We have written extensively about the intersection of criminal justice and mental health, and how when the two collide, often the results are poor for everyone involved. Many times, those arrested for misdemeanor offenses are not "criminals" in the traditional sense, but they are suffering from mental illness, and treatment would be infinitely more productive than incarceration.
In fact, the Oklahoma County Jail, seems to be a prime example of this problem, with a high population of inmates with mental illness, a high rate of jail suicide, and a lack of mental health resources for those with mental illness and substance abuse issues. Remember, addiction and substance abuse often go hand-in-hand with mental illness as people without appropriate resources attempt to self-medicate.
Nashville, Tennessee, is becoming the first city in the nation to not only take note of this alarming trend, but also develop a positive solution. The Davidson County Jail is adding a separate Behavioral Health Center for those who have committed misdemeanor offenses, but are also suffering from mental illness. The sheriff's department is setting aside $10 million of its $133 million jail budget to build the facility.
According to Sheriff Daron Hall, at least 30 percent of the Davidson County Jail inmate population suffers from some type of mental illness. He told reporters, "Society has turned to the criminal justice system to deal with a person who is acting out, who has a mental illness, and we need to get out in front of that."
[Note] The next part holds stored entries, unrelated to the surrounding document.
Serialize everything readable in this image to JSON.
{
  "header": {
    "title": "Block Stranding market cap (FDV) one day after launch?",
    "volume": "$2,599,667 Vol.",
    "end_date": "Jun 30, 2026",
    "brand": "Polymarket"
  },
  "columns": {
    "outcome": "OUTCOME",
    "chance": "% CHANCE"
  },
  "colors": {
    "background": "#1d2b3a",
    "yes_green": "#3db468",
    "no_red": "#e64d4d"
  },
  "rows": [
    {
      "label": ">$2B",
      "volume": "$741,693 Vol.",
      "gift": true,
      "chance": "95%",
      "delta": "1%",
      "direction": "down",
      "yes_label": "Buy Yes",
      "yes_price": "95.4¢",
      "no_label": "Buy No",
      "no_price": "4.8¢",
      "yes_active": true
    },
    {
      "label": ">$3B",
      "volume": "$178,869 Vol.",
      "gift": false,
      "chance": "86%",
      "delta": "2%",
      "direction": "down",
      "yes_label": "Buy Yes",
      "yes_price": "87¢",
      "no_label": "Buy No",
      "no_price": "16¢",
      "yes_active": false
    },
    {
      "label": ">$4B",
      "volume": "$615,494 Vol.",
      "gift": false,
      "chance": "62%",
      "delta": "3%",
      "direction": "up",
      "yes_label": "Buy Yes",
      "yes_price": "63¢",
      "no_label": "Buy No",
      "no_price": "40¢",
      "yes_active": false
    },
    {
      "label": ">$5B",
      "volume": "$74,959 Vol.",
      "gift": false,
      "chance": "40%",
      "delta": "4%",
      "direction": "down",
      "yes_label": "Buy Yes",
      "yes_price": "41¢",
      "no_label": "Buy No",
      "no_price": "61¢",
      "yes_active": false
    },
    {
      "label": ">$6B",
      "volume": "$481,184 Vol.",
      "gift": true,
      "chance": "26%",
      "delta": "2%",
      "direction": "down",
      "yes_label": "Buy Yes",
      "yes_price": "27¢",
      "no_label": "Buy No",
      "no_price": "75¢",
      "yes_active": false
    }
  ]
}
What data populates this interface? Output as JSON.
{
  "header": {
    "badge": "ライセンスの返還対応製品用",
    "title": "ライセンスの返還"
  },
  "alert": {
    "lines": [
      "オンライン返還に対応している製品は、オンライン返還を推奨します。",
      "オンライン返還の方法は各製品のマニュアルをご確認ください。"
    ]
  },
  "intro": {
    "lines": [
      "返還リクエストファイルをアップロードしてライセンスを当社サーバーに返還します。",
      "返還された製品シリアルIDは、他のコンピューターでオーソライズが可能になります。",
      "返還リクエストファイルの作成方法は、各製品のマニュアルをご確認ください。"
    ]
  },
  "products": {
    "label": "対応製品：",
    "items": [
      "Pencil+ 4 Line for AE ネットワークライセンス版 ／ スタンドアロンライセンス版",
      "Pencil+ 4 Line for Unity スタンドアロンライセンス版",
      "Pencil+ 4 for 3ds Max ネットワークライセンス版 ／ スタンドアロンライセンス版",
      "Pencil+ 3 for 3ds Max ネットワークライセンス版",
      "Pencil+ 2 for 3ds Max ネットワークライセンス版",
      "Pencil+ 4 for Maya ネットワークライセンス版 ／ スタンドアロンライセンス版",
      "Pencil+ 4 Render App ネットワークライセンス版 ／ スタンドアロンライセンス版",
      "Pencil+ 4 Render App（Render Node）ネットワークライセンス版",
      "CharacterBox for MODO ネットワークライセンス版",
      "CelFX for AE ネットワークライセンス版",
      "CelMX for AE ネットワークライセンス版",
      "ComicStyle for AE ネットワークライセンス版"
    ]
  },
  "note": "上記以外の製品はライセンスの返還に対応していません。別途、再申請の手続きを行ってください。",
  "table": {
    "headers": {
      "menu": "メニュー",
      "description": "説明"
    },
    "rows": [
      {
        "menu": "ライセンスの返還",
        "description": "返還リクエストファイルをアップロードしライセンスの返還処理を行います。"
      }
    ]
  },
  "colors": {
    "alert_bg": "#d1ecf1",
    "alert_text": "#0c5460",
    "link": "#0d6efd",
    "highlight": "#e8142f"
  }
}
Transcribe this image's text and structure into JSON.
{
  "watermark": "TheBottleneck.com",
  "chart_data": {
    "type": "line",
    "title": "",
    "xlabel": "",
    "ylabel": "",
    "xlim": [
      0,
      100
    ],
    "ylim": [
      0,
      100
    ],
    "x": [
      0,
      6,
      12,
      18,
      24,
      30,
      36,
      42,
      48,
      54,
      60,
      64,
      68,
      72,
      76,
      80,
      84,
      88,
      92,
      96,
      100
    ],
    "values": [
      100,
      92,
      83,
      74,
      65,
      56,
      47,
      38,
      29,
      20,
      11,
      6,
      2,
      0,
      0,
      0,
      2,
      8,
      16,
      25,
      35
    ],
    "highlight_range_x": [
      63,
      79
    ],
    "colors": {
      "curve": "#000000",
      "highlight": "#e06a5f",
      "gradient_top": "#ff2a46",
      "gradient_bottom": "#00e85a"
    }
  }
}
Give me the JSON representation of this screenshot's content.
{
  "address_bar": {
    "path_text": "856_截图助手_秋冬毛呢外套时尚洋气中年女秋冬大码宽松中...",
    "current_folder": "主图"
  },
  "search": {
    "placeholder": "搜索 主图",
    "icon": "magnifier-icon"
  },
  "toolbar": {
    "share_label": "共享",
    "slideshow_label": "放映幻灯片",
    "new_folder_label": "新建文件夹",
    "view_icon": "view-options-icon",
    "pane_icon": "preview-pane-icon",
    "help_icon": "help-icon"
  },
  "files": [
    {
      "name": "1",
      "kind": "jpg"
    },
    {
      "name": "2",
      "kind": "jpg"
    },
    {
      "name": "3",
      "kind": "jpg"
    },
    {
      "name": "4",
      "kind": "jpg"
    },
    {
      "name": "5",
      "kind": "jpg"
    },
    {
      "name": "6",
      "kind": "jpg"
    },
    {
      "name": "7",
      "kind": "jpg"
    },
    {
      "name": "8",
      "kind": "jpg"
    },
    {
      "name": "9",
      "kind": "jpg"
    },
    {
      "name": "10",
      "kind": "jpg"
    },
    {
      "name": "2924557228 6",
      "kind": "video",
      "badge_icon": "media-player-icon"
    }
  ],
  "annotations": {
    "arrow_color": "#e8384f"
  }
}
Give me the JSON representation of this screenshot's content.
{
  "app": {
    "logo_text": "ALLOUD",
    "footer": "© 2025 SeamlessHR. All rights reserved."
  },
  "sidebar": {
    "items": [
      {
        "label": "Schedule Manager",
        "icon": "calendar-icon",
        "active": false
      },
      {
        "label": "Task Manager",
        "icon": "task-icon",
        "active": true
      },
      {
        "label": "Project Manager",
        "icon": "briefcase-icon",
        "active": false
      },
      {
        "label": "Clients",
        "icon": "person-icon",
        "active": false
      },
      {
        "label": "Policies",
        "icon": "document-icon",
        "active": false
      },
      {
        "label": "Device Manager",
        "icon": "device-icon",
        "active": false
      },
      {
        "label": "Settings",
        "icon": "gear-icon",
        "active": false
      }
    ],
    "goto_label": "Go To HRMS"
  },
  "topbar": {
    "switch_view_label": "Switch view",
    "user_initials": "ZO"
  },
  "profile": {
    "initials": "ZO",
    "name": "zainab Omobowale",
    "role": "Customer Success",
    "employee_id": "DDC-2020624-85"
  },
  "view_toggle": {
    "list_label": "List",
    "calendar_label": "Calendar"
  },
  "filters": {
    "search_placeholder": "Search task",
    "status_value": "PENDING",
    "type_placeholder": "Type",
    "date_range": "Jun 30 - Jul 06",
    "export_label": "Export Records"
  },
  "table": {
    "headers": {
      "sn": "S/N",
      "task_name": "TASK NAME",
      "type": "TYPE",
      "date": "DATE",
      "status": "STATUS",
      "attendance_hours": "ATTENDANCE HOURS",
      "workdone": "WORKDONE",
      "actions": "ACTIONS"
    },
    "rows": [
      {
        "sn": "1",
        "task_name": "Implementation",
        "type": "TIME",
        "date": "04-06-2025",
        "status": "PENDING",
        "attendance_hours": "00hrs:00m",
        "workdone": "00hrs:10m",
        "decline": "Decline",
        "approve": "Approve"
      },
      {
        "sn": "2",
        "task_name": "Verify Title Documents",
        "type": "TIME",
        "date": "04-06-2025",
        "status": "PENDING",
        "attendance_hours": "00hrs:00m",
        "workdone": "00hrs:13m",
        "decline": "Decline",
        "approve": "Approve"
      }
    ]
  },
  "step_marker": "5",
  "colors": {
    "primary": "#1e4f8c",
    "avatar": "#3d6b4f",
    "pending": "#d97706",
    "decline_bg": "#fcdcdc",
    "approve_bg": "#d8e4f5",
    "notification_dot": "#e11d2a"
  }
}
Sheriff Hall says of the new facility, which is set to open in 2018, "Our goal is to bring that person off the streets and treat the illness, and then release them into what is the community health system, where they won’t be a problem for the criminal justice system."
Perhaps it would behoove Oklahoma County Sheriff John Whetsel to look into financing a behavioral health center rather than asking the County Commissioners to approve construction of a new jail.